Wer in Physik aufgepasst hat, hat was über Hebelgesetze gelernt. Und da die Rolle fast am Drehpunkt (Hand) sitzt, kannst du dir die 150Gr schwere Rolle sparen und gleich 30-50Gr ins Heck der Rute packen... hat wahrscheinlich nen größeren Effekt 

PS: Für die 3m Version hätt ich noch ne 10.000er Baitrunner im Keller..... für den Fall der Fälle ^^


----------



## Angelfetischist (7. November 2013)

*AW: Neue Aspius Serie ausbalancieren???*



McFishMäc schrieb:


> Ich kann dir leider noch keinen Erfahrungsbericht liefern da ich die Yasei noch nicht gefischt hab.
> Hol ich aber gerne nach sobald sie mal mit am Wasser war |supergri




Schade 
Ja egal schreib mal wenn du am Wasser warst wie es war .
Würde mich echt interessieren


----------



## Nordlichtangler (7. November 2013)

*AW: Neue Aspius Serie ausbalancieren???*



McFishMäc schrieb:


> Sollte noch jemand eine Idee haben dann nur her damit


1) Ideallösung: ganzen Griff runter und neu machen.
Der Wackeldrehvorgriff ist auch suboptimal, bei allen Shimanski.

2) schneide den Kork ruhig ein bischen weg, rundherum einschneiden, eine Standardabschlusskappe reicht einige cm hoch (ca. 4cm oder mehr lang) und bedeckt nachher die Abschnittstellen.
Man kann auch recht leicht mehr wieder mit einer Korkwalze bedecken, ansetzen+anpressen, womit dieses breitgedrückte Korkende und die "tolle Powerkork" #d Qualität ihren Schrecken verliert. 
Denn unter der Kalkpanadedeckschicht ist ziemlich mieser Kork verbaut, den man sonst kaum kaufen kann. 
Nach dem runterschleifen dieses Plattgriffes hab ich mich schon geärgert, nicht gleich alles incl. Hintergriff komplett runtergerippt zu haben. (erste Aspius Typen)
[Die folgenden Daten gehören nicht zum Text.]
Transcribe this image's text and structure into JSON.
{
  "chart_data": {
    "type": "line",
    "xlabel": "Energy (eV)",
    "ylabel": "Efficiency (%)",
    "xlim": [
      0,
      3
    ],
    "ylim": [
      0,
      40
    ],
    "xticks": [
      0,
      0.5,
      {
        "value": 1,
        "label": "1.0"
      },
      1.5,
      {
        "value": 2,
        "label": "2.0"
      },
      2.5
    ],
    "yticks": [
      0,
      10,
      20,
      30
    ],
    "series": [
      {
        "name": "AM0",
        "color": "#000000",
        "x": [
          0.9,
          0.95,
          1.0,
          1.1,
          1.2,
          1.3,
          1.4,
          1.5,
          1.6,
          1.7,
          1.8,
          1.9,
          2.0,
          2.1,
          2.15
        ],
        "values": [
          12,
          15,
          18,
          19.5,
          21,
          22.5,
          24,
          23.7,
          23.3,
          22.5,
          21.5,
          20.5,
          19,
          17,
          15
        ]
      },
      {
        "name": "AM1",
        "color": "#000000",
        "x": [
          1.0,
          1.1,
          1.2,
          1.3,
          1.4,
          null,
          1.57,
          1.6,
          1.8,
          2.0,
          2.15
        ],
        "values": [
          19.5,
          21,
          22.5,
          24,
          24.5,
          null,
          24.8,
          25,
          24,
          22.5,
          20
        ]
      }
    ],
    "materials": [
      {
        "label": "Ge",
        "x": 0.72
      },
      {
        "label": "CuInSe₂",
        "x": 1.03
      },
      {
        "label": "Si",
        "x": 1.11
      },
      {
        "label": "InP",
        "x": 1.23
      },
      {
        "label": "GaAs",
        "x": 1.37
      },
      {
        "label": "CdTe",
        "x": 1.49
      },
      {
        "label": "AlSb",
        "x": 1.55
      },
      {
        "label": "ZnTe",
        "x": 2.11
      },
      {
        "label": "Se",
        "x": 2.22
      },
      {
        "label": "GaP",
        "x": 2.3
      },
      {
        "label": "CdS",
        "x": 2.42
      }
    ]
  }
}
Und so als Orientierungshinweis: Ein komplett neuer Griff (Fuji RH + 2 Korkstücke) in echt guter Qualität kommt auf ca. 28 EUR im relativ teuren Rutenbauteilehandel Einkauf.


----------



## Scaara (12. November 2013)

*AW: Neue Aspius Serie ausbalancieren???*

Gibt es hier eigentlich neue Erkenntnisse? Mich würde ein Entfernen der Kappe ohne größere Eingriffe sehr interessieren. Es würde schon weh tun, eine Rute zu kaufen und gleich am Kork herum zu schneiden...


----------



## juma (12. November 2013)

*AW: Neue Aspius Serie ausbalancieren???*

Ihr kauft ne neue Rute und füllt einen ganzen Tread mit Gedanken wie ihr das Ding ausbalanciert.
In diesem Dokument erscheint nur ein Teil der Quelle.